C.S. Lewis aptly points out that this choice is not one logically left open to us; in spite of that there are many people today who platonically state that Jesus was a good man. To say he is a good man ignores the content of his message which simply put was he that has seen me has seen the Father. Obviously we only have two choices left to us in the face of such a claim. One is that he was a delusional nut who, in evangelizing the world, committed the greatest crime against mankind ever conceived. He got the world to believe in a savior who wasn’t. The second choice is that he was who he claimed to be. The Son of God come to rescue a needy planet. He absolutely could not be the third choice, a good man.


So the record of what he said is vital to us. Was it a nice message? I submit that it mostly was a message warning of mortal judgment coming upon man except for those who heard his message and received his freely offered grace. What is the mortal judgment of which he warns?
First he tells us that it is easier for a camel to go through the eye of a needle than for a rich man to enter the kingdom of God. He tells us that if we act unjustly towards others we will be handed over to the jailers to be tortured. He tells us in many parables that if we do not measure up to the standards of heaven, we will be cast out into the outer darkness where there shall be weeping and gnashing of teeth. He says that those who do not measure up will go away to eternal punishment. Not trivial punishment, not temporary punishment, but eternal punishment, where as he says, the worm does not die and the fire is not quenched. Whoever does not believe, he declares will be condemned. And how condemned? He that believes not is condemned already because he has not believed in the name of the only son of God. Whoever rejects the son will not see life.

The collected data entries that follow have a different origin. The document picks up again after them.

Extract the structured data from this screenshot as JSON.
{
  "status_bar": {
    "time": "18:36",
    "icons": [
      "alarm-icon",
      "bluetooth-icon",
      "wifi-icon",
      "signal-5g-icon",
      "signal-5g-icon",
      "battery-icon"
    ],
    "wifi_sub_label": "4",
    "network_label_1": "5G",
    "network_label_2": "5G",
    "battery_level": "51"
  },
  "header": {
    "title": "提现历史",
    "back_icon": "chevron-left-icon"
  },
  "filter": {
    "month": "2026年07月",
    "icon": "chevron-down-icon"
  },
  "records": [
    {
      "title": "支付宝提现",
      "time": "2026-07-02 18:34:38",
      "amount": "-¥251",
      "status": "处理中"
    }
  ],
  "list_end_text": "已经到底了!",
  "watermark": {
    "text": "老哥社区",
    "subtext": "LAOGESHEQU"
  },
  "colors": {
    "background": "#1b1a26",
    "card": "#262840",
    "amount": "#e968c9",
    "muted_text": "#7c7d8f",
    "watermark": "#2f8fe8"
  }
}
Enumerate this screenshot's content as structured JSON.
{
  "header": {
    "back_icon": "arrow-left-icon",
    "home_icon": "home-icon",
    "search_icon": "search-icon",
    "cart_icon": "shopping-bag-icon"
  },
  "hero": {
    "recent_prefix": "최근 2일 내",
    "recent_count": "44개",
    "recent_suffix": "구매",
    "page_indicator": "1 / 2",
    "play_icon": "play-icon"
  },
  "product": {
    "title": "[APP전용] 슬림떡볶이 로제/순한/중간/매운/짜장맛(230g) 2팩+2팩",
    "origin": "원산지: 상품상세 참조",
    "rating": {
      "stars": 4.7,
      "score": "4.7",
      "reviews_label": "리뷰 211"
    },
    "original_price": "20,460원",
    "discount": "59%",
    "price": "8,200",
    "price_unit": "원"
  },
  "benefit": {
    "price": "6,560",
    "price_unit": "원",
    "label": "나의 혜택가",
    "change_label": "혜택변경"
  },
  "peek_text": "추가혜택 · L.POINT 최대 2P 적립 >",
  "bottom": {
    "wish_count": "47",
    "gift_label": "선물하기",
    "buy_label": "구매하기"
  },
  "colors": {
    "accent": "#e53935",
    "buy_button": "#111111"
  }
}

And it is on this basis that I would offer that it is necessary for Christians to warn of the coming storm. Not only is the gospel defined aptly as one beggar telling another beggar where to get bread; it is sometimes the needed thing for the beggar to tell where not to get bread.
Whatever else we may know about Christianity, we are certain of this. Christ himself claimed to have exclusive truth and to be the only way to God. No one is allowed to come to God except through him. Again, I refer you back to the logic. Either Jesus was a demented and crazed man, or he was who he said he was. There is no third option.

So what can be said for those who reject this grace of God? Their judgment includes the eternal decision of God. And where are they put? They are put into the hell which causes eternal torment evidenced by weeping and gnashing of teeth. Are there special judgments for those who are specially wicked? Revelation 21:8 seems to indicate so for it spells out the sexually immoral, the vile and the murderers.

So what shall we say about those who terrorize our society today? Who believe that their bombs will explode them to instant heaven? If we are to believe the words of Jesus, their bombs will explode them into eternal judgment where the worm does not die and the fire is not quenched.
What an awful waste of life! And what sort of judgment will fall on those men who teach these young men to blow themselves into Hell? I shudder at the coming judgment. Jonathan Edwards had it right: Sinners in the Hands of an Angry God.